Several weeks later, when the ship finally went into orbit around a barren-looking, rust-coloured planet, she found herself no closer to having resolved the mystery of her captors’ treatment of her, but for the first time since her last night in Kaldor City her misery came with an iota of hope: They will hand me over to their new buyer, and this place is no pleasure planet. I was not brought here as a slave. I am only wanted for my intel, or for my tech. They will take me apart, sift my code and my memories, disassemble and analyse my CPU, kill me. Then at least I will be free. I hope it will be soon.
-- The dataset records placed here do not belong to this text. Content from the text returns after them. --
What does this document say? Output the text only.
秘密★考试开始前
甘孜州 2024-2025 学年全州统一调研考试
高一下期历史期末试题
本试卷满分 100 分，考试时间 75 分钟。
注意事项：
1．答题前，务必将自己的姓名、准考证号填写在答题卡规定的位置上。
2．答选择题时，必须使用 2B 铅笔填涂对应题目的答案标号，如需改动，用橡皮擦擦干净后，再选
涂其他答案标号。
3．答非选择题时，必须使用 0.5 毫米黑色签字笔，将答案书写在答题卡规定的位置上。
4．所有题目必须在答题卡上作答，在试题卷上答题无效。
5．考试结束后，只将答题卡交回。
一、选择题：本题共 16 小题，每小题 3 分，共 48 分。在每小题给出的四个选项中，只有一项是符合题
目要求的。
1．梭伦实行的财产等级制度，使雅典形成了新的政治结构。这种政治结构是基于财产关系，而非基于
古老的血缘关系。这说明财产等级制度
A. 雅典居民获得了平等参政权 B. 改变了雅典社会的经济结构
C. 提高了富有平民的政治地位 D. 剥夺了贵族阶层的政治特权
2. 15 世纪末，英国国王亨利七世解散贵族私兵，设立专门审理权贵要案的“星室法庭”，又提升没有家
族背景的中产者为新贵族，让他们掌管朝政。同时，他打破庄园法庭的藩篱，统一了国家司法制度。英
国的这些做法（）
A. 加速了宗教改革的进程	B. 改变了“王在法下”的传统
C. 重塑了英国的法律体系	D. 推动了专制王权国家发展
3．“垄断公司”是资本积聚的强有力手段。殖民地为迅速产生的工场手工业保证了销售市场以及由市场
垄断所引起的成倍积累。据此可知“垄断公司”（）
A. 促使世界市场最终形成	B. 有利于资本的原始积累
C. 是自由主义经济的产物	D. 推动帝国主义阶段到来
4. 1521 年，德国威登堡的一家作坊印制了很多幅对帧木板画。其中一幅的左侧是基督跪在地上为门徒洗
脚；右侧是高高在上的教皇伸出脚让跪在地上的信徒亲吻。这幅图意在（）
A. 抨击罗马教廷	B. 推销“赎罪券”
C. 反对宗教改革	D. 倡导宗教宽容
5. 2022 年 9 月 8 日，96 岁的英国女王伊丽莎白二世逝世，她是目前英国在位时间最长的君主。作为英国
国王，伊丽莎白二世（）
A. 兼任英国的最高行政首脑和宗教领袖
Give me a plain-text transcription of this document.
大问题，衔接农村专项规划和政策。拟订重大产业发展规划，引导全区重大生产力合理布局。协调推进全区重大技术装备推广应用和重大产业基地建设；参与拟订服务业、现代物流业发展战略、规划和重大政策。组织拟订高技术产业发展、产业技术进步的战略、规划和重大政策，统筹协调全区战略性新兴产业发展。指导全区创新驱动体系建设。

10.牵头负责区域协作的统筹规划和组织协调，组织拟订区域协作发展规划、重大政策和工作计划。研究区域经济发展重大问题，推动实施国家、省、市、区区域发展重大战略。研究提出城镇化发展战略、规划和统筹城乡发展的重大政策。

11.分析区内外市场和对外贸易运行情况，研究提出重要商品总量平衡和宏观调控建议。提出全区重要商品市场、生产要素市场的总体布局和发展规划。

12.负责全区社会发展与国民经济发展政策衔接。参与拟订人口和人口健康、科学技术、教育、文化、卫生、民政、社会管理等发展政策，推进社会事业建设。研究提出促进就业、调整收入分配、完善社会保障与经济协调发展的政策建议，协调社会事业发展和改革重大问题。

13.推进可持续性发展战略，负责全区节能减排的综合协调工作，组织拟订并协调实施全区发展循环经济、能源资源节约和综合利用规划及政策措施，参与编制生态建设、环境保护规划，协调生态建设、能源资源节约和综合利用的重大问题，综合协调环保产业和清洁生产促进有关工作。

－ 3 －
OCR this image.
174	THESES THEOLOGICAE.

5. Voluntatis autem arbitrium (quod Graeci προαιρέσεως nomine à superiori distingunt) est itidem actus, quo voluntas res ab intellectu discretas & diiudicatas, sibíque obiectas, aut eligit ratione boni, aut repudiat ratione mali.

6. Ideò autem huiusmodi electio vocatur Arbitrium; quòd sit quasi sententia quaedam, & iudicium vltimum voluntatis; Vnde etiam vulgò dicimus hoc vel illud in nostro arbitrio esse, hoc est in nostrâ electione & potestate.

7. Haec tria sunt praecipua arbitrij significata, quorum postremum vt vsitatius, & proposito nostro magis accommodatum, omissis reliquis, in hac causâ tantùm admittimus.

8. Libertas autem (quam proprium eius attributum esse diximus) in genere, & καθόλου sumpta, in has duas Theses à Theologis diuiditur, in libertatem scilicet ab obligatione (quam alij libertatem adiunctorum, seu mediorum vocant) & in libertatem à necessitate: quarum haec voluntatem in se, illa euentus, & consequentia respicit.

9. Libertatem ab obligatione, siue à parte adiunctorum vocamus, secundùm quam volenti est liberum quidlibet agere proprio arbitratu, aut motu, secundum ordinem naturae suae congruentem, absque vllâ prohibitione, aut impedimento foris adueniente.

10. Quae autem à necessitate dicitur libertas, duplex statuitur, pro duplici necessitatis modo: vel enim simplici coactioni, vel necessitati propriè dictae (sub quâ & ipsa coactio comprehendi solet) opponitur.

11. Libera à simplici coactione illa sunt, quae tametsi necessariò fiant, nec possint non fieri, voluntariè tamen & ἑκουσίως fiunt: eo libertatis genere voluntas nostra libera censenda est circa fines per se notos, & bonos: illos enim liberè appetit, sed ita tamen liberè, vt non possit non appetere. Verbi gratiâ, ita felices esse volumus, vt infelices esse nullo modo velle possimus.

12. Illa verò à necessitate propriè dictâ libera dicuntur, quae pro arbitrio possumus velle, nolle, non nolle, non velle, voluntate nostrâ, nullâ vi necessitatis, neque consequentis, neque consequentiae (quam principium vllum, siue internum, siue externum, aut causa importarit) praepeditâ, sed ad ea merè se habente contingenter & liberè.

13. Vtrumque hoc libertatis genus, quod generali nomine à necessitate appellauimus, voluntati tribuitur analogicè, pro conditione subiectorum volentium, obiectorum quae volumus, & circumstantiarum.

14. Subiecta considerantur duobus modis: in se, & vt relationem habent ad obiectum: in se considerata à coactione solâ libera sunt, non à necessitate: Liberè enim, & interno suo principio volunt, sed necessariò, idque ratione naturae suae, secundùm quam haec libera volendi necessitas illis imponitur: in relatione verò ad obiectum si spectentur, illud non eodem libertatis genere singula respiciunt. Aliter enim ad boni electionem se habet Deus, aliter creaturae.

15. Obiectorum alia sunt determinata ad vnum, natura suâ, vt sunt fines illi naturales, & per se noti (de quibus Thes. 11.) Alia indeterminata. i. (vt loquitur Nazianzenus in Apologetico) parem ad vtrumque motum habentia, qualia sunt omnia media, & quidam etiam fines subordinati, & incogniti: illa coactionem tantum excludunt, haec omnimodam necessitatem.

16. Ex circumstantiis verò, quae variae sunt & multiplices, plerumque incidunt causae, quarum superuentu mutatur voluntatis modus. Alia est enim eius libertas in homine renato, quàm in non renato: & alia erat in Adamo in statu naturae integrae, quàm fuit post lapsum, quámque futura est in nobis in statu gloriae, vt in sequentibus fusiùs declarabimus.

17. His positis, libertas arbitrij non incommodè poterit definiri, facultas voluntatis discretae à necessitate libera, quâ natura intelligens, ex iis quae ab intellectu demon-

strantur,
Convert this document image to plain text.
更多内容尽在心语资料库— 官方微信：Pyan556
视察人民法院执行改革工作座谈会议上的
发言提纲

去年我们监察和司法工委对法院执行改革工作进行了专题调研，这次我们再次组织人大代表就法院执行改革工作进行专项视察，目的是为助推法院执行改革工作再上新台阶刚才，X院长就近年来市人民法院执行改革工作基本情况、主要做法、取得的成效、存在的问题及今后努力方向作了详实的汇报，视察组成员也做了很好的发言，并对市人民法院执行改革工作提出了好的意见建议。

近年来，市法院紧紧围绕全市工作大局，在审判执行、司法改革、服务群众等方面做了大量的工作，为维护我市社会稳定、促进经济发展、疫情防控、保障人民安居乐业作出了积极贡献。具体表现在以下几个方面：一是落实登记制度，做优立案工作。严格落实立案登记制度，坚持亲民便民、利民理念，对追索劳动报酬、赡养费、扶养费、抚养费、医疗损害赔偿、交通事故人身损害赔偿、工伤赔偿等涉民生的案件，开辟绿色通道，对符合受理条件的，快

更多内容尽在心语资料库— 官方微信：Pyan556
Having landed their ship upon a grey, dusty plateau decorated with the brittle husks of long-dead trees, the mercenaries disembarked and led Keryn on a forced march of several kilometres. The scenery continued in much the same vein for most of their journey, also affording them such charming sights as occasional gutted buildings, corroded scraps of barbed wire, and the bleached bones of various unfortunate humanoids. Some old battlefield? she speculated, as they passed through a more built-up area, although just as ruined and lifeless, with only a few primitive insect-like lifeforms doing anything to alleviate the atmosphere of ancient death. This war did not merely kill its combatants: it as good as sterilised their planet. The victors, if there were any, would have inherited nothing. Commander Akylah would have been mystified by such illogical waste. Keryn, however, had ceased to expect any logic at all from her species of birth, and from what she could see of their petrified remains, the former inhabitants of this planet had been all too human-like in more ways than one.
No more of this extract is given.